Classical Cinema SIG for SCMS?

On Twitter, I tossed out a quick idea that maybe it's time for there to be a Scholarly Interest Group (SIG) for SCMS geared toward those of us who work on classical cinema. There is a good reasons there hasn't been one up until now: SIGs have emerged to champion emerging research areas or those historically overlooked in the fields of US- and Canadian-based cinema and media studies. Classical Hollywood in particular was the canonical and culturally dominant hegemon at the center of film studies stretching back through the history of the Society, going to the SCS days. Why carve out a interest group niche for something that was already established and widespread?

I think there are two reasons it's time to do just that. First, it's hard for me not to see SIGs gaining in importance in SCMS. There's currently not anything like the divisions at the MLA Convention, neatly organized along clear subdisciplinary lines. Maybe they'll never have that rigidity or clarity. But the conference's and society's continued growth means that there's going to be increasing pressure for sub-division, and the SIGs and Caucuses are a logical mechanism to manage this pressure. If these do become more important, than SIGs no longer need to be limited by the emerging or "minority" approaches in the discipline, but even heretofore dominant approaches may find a need for organizational representation.

Second, classical cinema studies is not as dominant as it used to be. There are still a good number of papers on classical Hollywood at the conference, but not as many as there used to be. Papers on the studio periods of other national cinemas are much sparser. I wouldn't want to put forth the case for a SIG as a rearguard action to preserve the status quo of a canon - it's great that both contemporary cinema and alternative practices are getting more of their due. But a SIG can provide a form and cohesion to what now feels scattershot. SIGs provide community and help for a collective agenda setting and in the process raise the profile for excellent work that is already being done.

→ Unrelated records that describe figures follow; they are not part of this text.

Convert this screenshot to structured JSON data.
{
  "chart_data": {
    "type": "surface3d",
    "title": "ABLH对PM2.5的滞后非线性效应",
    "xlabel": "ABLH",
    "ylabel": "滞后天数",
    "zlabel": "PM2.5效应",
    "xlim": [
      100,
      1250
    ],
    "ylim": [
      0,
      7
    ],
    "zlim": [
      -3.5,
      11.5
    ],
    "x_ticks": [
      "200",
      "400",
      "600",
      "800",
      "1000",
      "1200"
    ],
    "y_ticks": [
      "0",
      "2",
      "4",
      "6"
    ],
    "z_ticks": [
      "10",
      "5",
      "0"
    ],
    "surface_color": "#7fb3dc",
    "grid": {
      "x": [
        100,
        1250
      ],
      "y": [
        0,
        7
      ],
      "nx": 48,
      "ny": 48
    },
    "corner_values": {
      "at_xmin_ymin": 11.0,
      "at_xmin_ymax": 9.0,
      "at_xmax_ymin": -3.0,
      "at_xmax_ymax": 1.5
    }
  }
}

These goals seem particularly vital because classical cinema studies is actually a dynamic area now, hardly dead despite the sense of many in the field that the area is too well charted and everything has already been said. Not to make an exhaustive list, I would point to a few trends worth highlighting:

  • The availability of films (via video, cable TV, etc) has radically transformed our understanding of the period, both popularly and academically.
  • An generational difference from the period compared to the flurry of scholarship in the 1970s and 80s means that scholars have a different relation to the period and are asking different questions. 
  • Scholarship has increasingly reappraised the criticism contemporary to the films themeselves, opening up a dynamic account of the history of writing on film. The scholars of "useful cinema" have impacted how we see even the history of entertainment cinema.
  • Work in other areas, such as transitional cinema, have challenged and refined canonical accounts of classical cinema. Incidentally, this is one reason I think limiting the purview to "classical Hollywood" would be a mistake.
  • There is sometimes a sense of stalled impasse after the theory/history debates of the 1990s, but I see an opportunity. Classical cinema is one key area in which scholars often work across these disciplinary traditions and combine them in innovative ways.

For these reasons and more, I would love to see a Classical Cinema SIG. I honestly don't know how much groundswell of support the idea would have, but it's worth putting the idea out there.